Random Forest can predict more than just true or false. It can be used in regression as well as categorization. By running a number of decision trees, it generates a result based on the output from all those trees. In this case, it did well with almost 80% correct answers.

Closest Neighbour classifies data points based on their neighbours by storing, calculating and sorting values. On large datasets, this is not optimal.

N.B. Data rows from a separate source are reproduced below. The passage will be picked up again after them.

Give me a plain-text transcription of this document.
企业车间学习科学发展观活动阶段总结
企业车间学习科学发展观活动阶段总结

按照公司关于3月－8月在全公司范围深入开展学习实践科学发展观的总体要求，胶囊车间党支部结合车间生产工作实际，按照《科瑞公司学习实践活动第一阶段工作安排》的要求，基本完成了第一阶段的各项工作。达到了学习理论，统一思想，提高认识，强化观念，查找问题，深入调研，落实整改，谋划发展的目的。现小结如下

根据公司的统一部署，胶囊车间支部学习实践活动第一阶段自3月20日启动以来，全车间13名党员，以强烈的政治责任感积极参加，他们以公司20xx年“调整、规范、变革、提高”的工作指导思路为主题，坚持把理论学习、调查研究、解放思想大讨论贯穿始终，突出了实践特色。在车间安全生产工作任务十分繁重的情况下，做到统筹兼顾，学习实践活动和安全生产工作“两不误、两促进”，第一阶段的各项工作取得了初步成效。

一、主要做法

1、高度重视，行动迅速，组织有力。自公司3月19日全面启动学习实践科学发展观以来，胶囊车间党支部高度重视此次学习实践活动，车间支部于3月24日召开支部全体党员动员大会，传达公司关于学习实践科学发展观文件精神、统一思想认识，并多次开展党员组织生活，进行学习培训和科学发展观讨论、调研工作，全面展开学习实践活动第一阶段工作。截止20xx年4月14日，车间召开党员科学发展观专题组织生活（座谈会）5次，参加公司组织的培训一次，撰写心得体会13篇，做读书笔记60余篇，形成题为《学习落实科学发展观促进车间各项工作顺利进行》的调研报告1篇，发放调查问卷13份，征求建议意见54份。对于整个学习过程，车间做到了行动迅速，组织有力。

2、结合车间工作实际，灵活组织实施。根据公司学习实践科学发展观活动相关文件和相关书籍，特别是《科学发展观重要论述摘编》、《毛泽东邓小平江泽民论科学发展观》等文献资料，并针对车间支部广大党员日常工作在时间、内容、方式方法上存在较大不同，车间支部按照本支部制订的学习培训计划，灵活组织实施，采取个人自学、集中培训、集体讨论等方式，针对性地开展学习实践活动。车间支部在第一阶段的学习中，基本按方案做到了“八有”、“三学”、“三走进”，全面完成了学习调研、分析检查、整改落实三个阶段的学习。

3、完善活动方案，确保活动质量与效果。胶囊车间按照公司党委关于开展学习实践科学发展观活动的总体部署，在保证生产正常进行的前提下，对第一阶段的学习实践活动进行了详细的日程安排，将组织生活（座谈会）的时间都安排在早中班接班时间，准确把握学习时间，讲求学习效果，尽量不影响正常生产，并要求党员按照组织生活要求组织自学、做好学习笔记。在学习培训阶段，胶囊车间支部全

However, our dataset is fairly small and the CN did well with 1086 correct predictions.

SVC uses a hyperlane between categories and separates them. The closest data points, support vectors, at the edge of the hyperlane are used to teach the model. Its accuracy is the closest to LR with 1124 correct predictions.

Logistic Regression is from this exercise considered the best for classifying churn from this dataset. It predicts eight out of ten correctly.